Золотому блеску верил, А умер от солнечных стрел. Думой века измерил, А жизнь прожить не сумел…И умер согласно своему пророчеству. По свидетельству же его жены, Клавдии Николаевны, при его кончине в московской клинике присутствовала лишь она, и за 10 минут до смерти он, подобно Гёте, говорил ей о свете, а последними его словами были: «Удивительна красота мира…» Однако некто Зайцев уверял, что это он был последним у смертного ложа Андрея Белого, и якобы именно он и услышал последние слова писателя: «Мне предстояло выбрать жизнь или смерть. Я выбрал смерть…» Верно говорят: «Врут, как очевидцы».

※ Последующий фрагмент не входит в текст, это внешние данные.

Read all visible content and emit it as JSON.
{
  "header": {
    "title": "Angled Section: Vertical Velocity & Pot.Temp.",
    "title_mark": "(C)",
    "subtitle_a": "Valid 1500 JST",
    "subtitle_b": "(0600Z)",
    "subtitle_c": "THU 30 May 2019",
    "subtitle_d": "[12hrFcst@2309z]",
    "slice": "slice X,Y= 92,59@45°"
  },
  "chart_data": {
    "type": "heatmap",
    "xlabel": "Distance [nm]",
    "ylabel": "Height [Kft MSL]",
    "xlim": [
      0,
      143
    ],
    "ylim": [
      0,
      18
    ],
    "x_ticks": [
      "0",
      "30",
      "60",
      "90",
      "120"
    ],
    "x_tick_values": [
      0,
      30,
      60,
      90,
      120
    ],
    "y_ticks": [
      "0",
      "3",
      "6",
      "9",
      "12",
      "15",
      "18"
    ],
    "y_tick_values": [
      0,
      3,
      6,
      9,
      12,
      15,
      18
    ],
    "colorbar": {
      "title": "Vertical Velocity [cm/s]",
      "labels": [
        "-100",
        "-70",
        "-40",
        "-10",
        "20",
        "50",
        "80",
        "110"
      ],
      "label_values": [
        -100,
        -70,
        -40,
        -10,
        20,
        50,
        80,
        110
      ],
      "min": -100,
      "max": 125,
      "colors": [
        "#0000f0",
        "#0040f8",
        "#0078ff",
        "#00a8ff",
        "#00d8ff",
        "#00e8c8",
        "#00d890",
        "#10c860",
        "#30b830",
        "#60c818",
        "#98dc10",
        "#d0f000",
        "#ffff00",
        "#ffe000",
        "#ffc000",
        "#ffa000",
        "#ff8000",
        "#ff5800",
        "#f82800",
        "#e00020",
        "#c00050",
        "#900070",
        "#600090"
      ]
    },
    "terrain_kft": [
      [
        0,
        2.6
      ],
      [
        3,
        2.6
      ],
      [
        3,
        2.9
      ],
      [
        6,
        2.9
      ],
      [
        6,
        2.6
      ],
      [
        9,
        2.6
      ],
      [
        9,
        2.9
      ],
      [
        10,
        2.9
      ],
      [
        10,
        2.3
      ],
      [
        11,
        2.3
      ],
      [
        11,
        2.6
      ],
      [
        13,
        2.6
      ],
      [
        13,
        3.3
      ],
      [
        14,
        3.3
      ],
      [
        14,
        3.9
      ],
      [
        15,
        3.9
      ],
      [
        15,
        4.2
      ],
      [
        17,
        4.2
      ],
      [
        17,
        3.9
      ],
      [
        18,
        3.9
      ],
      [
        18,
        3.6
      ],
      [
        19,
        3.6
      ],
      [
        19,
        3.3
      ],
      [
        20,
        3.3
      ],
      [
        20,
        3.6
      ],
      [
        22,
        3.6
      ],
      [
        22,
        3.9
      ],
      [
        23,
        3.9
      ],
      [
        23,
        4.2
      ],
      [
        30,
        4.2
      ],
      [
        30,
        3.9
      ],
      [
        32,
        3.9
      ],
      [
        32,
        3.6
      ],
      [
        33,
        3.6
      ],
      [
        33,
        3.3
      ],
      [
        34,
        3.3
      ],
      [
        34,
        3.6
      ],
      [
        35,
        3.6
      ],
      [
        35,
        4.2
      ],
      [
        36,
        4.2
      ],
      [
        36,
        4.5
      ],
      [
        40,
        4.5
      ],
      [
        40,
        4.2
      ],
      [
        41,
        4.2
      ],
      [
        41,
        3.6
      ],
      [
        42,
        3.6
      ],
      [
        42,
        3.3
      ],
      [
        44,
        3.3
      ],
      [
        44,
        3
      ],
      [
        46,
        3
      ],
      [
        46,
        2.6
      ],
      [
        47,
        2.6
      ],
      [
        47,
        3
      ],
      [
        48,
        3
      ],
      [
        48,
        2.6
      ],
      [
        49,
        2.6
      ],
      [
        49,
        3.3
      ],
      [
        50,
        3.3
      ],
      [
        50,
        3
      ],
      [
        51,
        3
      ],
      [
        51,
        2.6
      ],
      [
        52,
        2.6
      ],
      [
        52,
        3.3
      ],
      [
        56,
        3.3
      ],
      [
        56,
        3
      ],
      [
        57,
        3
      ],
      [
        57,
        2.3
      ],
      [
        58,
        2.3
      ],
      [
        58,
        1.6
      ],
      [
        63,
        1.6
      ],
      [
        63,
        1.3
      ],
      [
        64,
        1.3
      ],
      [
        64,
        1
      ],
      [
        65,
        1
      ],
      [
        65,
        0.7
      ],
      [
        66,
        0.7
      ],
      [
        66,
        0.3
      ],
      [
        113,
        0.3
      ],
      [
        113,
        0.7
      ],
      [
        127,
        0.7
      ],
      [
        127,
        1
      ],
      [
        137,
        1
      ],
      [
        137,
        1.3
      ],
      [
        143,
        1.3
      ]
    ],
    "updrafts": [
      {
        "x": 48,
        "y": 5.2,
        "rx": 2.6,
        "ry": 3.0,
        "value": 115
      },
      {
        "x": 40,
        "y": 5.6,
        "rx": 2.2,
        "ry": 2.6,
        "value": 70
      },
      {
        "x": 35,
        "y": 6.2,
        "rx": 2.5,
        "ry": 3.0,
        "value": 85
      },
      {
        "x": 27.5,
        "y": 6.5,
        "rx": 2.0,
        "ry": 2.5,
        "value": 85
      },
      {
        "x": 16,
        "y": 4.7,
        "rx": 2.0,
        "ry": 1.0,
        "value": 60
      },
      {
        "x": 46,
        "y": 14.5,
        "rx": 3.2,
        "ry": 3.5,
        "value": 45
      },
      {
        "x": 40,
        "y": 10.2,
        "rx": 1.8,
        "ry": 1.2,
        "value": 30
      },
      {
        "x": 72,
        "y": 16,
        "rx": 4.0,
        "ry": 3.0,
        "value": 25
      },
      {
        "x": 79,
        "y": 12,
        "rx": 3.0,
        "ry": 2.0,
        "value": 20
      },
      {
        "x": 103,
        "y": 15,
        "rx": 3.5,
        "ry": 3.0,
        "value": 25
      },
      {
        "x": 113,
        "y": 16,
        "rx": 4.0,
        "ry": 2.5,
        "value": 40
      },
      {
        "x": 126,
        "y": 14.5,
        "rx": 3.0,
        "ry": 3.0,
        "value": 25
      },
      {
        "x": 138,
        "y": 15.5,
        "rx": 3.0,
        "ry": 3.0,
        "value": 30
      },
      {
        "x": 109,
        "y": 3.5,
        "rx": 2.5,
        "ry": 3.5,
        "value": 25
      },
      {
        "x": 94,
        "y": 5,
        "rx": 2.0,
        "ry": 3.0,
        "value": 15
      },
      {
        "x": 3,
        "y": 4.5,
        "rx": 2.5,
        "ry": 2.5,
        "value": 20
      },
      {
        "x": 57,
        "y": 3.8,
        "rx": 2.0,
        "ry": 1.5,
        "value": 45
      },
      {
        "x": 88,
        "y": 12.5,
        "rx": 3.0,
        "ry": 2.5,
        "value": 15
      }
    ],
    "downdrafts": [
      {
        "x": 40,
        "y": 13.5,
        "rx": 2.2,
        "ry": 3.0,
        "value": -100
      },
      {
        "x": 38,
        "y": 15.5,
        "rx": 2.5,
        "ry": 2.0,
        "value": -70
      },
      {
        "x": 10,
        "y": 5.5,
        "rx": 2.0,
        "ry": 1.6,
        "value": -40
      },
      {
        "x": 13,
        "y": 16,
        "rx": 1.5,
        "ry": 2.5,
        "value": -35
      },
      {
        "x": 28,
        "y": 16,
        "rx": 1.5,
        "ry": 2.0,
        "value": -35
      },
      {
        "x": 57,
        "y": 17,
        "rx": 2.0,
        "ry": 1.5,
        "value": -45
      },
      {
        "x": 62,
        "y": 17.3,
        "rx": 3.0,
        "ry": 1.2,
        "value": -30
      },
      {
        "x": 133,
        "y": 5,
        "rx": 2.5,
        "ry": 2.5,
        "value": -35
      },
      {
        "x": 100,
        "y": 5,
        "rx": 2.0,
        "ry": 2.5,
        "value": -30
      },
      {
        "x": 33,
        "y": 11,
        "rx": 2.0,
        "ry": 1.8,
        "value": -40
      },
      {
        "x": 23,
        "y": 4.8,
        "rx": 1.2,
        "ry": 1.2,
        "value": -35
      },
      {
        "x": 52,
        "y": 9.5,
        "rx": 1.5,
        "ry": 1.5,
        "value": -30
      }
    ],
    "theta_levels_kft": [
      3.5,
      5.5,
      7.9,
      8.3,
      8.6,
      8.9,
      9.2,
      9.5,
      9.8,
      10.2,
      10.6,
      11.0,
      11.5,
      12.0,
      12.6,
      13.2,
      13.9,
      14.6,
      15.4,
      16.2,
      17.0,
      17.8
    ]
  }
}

Выдающийся американский писатель ТОМАС ВУЛФ на предложение доктора Денди провести ему трепанацию черепа ответил шутя: «Ведь вы же не собираетесь продырявить мне черепушку насквозь, док?» Вулф сильно простудился неподалёку от Сиэтла, у него началась пневмония. Некоторое время он провалялся в санатории, но лучше ему не становилось. Через всю страну его перевезли в Балтимор, в знаменитый госпиталь имени Джона Гопкинса, где установили диагноз: туберкулёз мозга. Вероятнее всего, Вулф заразился им ещё в детстве — в пансионе его матери в Эшвилле чахоточных хватало! В колледже и в Гарвардском университете он кашлял, порой и кровью, но тогда могучий организм «неуклюжего великана» победил инфекцию. Многие годы Вулф выносил запои и драки, любовь и разлуку, голод и нечеловеческую работу (порой по неделе без сна и еды), но тут сдался без борьбы, не перенеся творческого кризиса, когда перо просто валилось из рук. Да, сдался он без борьбы, но не без упования. «Ты добрый солдат», — потрепал его по плечу брат Фред, когда Вулф пересказывал ему послеоперационный сон: «Мы гнали с тобой на шикарном чёрном лимузине, разодетые в пух и прах, и везде нам выставляли отменную кормёжку…» И неожиданно потерял сознание. Он умер рано утром 15 сентября 1938 года в том же госпитале, где шестнадцатью годами ранее умер его отец, и поезд-пульман К-19 доставил его бренные останки в родной Эшвилл, штат Северная Каролина. К слову сказать, один из романов Вулфа, написанный задолго до этого, так и назывался «К-19».
Успел пошутить и лотарингский капитан ПАНЬЕ, смертельно раненный в перестрелке, истекающий кровью, и пошутить презабавно: «Хоть сам Панье не из Шампани, зато шампань из Панье хлещет красней, чем бордо. Так чего жалеть о пустом бурдюке, когда пролито вино».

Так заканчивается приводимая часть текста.